Tags: reverse
Rating: 5.0
Author: @lambdahx
# Prompt
>See if you can find the flag!
Attachment: gettingBetter
# Solution
As usual, the first thing to do is see if there's anything interesting using the 'strings' command and the only interesting thing seemed to be the following string
>Xmj%yzwsji%rj%nsyt%f%sj|y
I decided to open the program in ghidra to see what's going on. I found the following code in main:
```c
local_108 = 0x6e806b79687a7e67;
local_100 = 0x4c64;
uStack_fe = 0x796a38647935;
uStack_f8 = 0x6a59;
local_f6 = 0x823a3c3e36642657;
decrypt_passphrase(&local_108,local_178,5);
print_flag(local_178);]
```
It seems like a string we could use as it's passed to a function decrypt_passphrase as an argument. After taking a look at the function and changing some variable names, we come to see the following code:
```c
void decrypt_passphrase(long in_str,long out_str,char int_5)
{
int i;
for (i = 0; *(char *)(in_str + i) != '\0'; i = i + 1) {
*(char *)(out_str + i) = *(char *)(in_str + i) - int_5;
}
*(undefined *)(out_str + i) = 0;
return;
}
```
What this does is simply subtract 5 from the ascii value of each character. We can easily do this ourselves with some simple python code. Note that chars are read right-to-left.
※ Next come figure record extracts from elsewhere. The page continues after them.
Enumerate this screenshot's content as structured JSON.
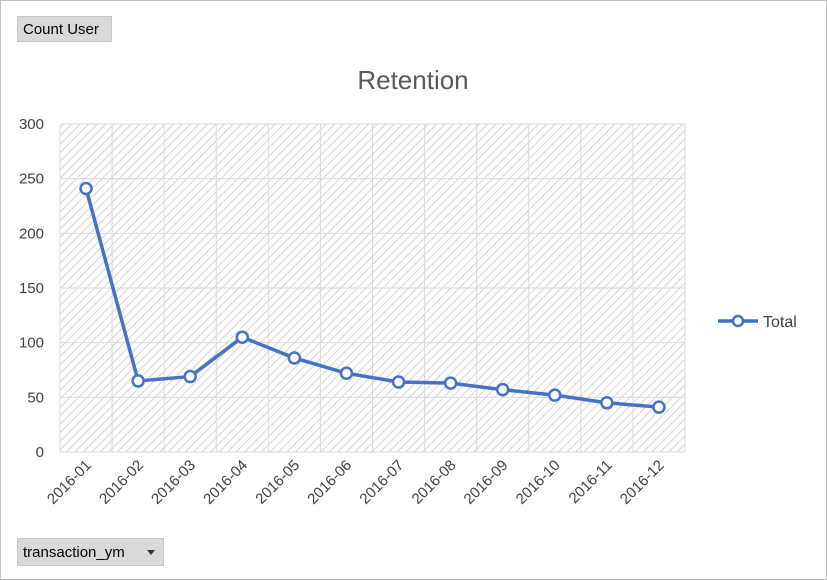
{
  "pivot": {
    "value_field": "Count User",
    "axis_field": "transaction_ym"
  },
  "chart_data": {
    "type": "line",
    "title": "Retention",
    "xlabel": "",
    "ylabel": "",
    "categories": [
      "2016-01",
      "2016-02",
      "2016-03",
      "2016-04",
      "2016-05",
      "2016-06",
      "2016-07",
      "2016-08",
      "2016-09",
      "2016-10",
      "2016-11",
      "2016-12"
    ],
    "series": [
      {
        "name": "Total",
        "values": [
          241,
          65,
          69,
          105,
          86,
          72,
          64,
          63,
          57,
          52,
          45,
          41
        ],
        "color": "#4472c4"
      }
    ],
    "yticks": [
      "0",
      "50",
      "100",
      "150",
      "200",
      "250",
      "300"
    ],
    "ylim": [
      0,
      300
    ],
    "grid": true,
    "legend": "right"
  }
}
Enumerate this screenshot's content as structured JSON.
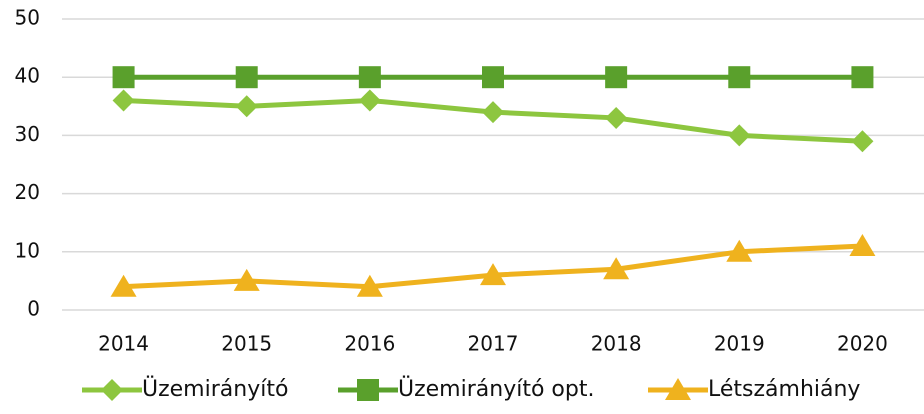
{
  "chart_data": {
    "type": "line",
    "categories": [
      "2014",
      "2015",
      "2016",
      "2017",
      "2018",
      "2019",
      "2020"
    ],
    "series": [
      {
        "name": "Üzemirányító",
        "color": "#8dc63f",
        "marker": "diamond",
        "values": [
          36,
          35,
          36,
          34,
          33,
          30,
          29
        ]
      },
      {
        "name": "Üzemirányító opt.",
        "color": "#5aa02c",
        "marker": "square",
        "values": [
          40,
          40,
          40,
          40,
          40,
          40,
          40
        ]
      },
      {
        "name": "Létszámhiány",
        "color": "#efb21e",
        "marker": "triangle",
        "values": [
          4,
          5,
          4,
          6,
          7,
          10,
          11
        ]
      }
    ],
    "ylim": [
      0,
      50
    ],
    "yticks": [
      0,
      10,
      20,
      30,
      40,
      50
    ],
    "grid": true,
    "legend": "bottom"
  }
}
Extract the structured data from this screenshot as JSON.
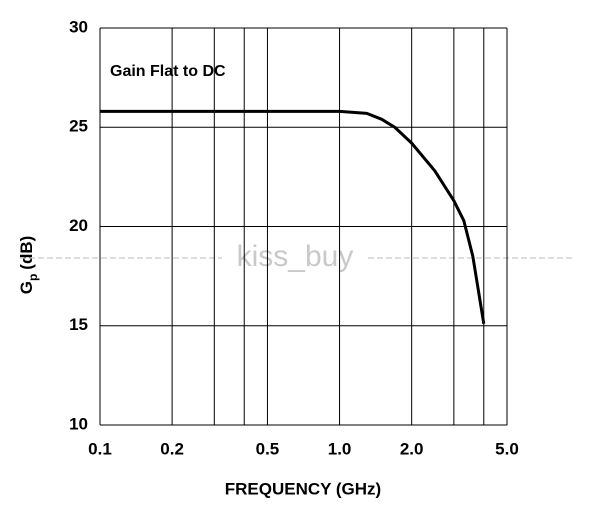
{
  "chart_data": {
    "type": "line",
    "xlabel": "FREQUENCY (GHz)",
    "ylabel": {
      "symbol": "G",
      "subscript": "p",
      "unit": "(dB)"
    },
    "annotation": "Gain Flat to DC",
    "watermark": "kiss_buy",
    "x": [
      0.1,
      0.2,
      0.5,
      1.0,
      1.3,
      1.5,
      1.7,
      2.0,
      2.5,
      3.0,
      3.3,
      3.6,
      4.0
    ],
    "series": [
      {
        "name": "Gp",
        "color": "#000000",
        "values": [
          25.8,
          25.8,
          25.8,
          25.8,
          25.7,
          25.4,
          25.0,
          24.2,
          22.8,
          21.3,
          20.3,
          18.5,
          15.1
        ]
      }
    ],
    "xscale": "log",
    "xlim": [
      0.1,
      5.0
    ],
    "xticks": [
      0.1,
      0.2,
      0.5,
      {
        "value": 1,
        "label": "1.0"
      },
      {
        "value": 2,
        "label": "2.0"
      },
      {
        "value": 5,
        "label": "5.0"
      }
    ],
    "xgrid_minor": [
      0.3,
      0.4,
      3,
      4
    ],
    "ylim": [
      10,
      30
    ],
    "yticks": [
      10,
      15,
      20,
      25,
      30
    ],
    "grid": true
  }
}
I clearly forgot about the other string so the following is the code I used to get the flag:
```py
a = [0]*5 #the following are just strings that i found in ghidra
a[0] = '6e806b79687a7e67'
a[1] = '4c64'
a[2] = '796a38647935'
a[3] = '6a59'
a[4] = '823a3c3e36642657'
s = "".join([(bytes.fromhex(substr).decode('latin-1'))[-1::-1] for substr in a])
print("".join([chr(ord(c)-5) for c in s]))
```
The flag is the following
> byuctf{i_G0t_3etTeR!_1975}
A more optimal way to solve the challenge is to use a similar code to put the string we found using 'strings' command
```py
print("".join([chr(ord(c)-5) for c in "Xmj%yzwsji%rj%nsyt%f%sj|y"]))
```
This returns the following string:
>She turned me into a newt
Which when put as an input to the program also gives the flag... A much simpler way to do it.